2021 is now in the rearview mirror, and the broader market had yet another solid year. Unfortunately, not every company can say the same. Here's a pair of biotech giants that had a year to forget: Vertex Pharmaceuticals (VRTX 0.93%) and Biogen (BIIB 1.05%).
Both of these companies have challenges and opportunities. And given the beating they've endured in the trailing-12-month period, it may be worth considering their shares now, provided a rebound is in the cards.
But which of these two companies is more likely to perform well in 2022 and beyond? Let's compare these two drugmakers and decide which is the better buy today.
The case for Vertex Pharmaceuticals
Vertex Pharmaceuticals is best known for its portfolio of drugs that treat the underlying causes of cystic fibrosis (CF), a rare genetic disease that affects patients' lungs and other internal organs. It has held a monopoly in this market for nearly 10 years, but there's still room to grow. Vertex Pharmaceuticals' current lineup can treat up to 90% of the 83,000 CF patients in North America, Europe, and Australia. Yet, only 50% of this patient population is being treated. As Vertex continues to make headway into this market, expect its revenue to keep growing.
The company has several promising pipeline candidates, too. It's currently working on a potential therapy for type 1 diabetes called VX-880. There's also VX-147, an investigational treatment for a rare kidney disorder called APOL1-mediated focal segmental glomerulosclerosis. VX-147 recently produced encouraging results in a clinical trial.
Also, Vertex Pharmaceuticals expects to file for approval for CTX001 by the end of this year. CTX001 is a potential gene-editing therapy for two difficult-to-treat blood disorders called sickle cell disease and transfusion-dependent beta-thalassemia. Vertex is developing CTX001 in collaboration with CRISPR Therapeutics.
Vertex Pharmaceuticals also generates loads of cash -- it ended the third quarter with $7 billion in cash and cash equivalents, compared to the $6.2 billion it had at the end of the third quarter of the previous fiscal year. That gives Vertex plenty of money to expand its pipeline by purchasing promising clinical compounds from smaller biotechs. Growing revenue, combined with the clinical and regulatory wins it could record this year, could help Vertex Pharmaceuticals turn things around.
The case for Biogen
Biogen made a lot of noise last year when it earned approval for Aduhelm, a therapy for Alzheimer's disease (AD). The regulatory nod came with plenty of controversy as many experts -- including some affiliated with the U.S. Food and Drug Administration (FDA) -- worried that the data was not convincing enough to support Aduhelm's approval.
Still, the treatment is now on the market, and Biogen hopes that it will help the company turn things around, both in its financial results and on the stock market. The company's top line has been declining, especially since its multiple sclerosis (MS) drug Tecfidera started facing competition from biosimilars.

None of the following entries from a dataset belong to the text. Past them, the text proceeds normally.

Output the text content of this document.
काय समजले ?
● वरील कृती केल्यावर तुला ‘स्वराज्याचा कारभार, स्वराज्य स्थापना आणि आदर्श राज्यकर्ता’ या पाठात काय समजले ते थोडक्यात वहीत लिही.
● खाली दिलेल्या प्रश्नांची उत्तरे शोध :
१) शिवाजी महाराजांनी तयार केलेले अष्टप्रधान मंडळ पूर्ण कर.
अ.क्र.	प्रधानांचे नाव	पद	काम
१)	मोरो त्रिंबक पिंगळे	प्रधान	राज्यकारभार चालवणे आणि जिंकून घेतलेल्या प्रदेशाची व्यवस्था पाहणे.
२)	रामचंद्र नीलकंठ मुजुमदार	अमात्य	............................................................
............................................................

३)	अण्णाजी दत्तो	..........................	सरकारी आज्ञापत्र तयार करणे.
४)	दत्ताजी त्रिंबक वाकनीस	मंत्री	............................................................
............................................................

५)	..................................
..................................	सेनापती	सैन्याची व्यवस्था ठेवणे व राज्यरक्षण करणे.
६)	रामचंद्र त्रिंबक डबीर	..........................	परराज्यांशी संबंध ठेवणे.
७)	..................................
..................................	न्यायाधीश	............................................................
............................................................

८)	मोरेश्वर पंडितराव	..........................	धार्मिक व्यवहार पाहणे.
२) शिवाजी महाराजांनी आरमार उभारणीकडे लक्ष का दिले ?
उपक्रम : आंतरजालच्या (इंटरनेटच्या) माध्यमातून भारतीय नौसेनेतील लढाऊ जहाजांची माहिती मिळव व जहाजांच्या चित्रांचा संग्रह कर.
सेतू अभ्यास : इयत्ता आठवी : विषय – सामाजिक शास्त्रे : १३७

Biogen's total revenue dropped by 18% year over year to $2.8 billion in the third quarter, a poor performance the biotech owed in part to Tecfidera's decline. Sales of the MS drugs plunged by 47.7% year over year in the third quarter to $498.6 million.
Aduhelm is the first novel AD treatment approved by the FDA since 2003. And with an average price tag of $56,000 per patient -- and a potential target market comprising more than a million people -- Biogen could generate strong sales thanks to Aduhelm. Beyond the AD medicine, Biogen boasts more than two dozen pipeline programs -- including nine ongoing phase 3 clinical trials. Investors can expect the company to expand its lineup of drugs over time.
It's instructive to compare key metrics from these companies' financial results:
Looking at the graphs above, there are only two categories in which Biogen looks better than Vertex Pharmaceuticals. One is the drugmakers' respective revenue figures. However, these are misleading because Vertex Pharmaceuticals' top line is increasing while Biogen's continues to decrease. In the third quarter, Vertex Pharmaceuticals' revenue jumped by 29% year over year to $1.98 billion, compared to Biogen's 18% year-over-year decrease.
Furthermore, Aduhelm doesn't look like it will save the day for Biogen, at least not anytime soon. The initial launch of the medicine was very disappointing: It generated a meager $300,000 in sales in Q3, well below the $14 million analysts had projected. Aduhelm's skeletons seem to be weighing on its performance on the market.
That's why it makes sense that Vertex Pharmaceuticals' forward price-to-earnings ratio is higher than Biogen's: The former company looks much more likely to perform well in the next year. Is there any reason to prefer Biogen? One could make the argument that Biogen's late-stage pipeline looks better; it currently boasts three times as many late-stage pipeline programs as Vertex Pharmaceuticals.
Brand-new drugs or label expansions for existing ones could certainly help Biogen. But, there remains a lot of uncertainty surrounding the company's current lineup. In contrast, Vertex Pharmaceuticals has a solid portfolio of current medicines that will continue to drive top-line growth, in addition to promising pipeline candidates. That's why Vertex Pharmaceuticals is the better biotech stock to buy right now.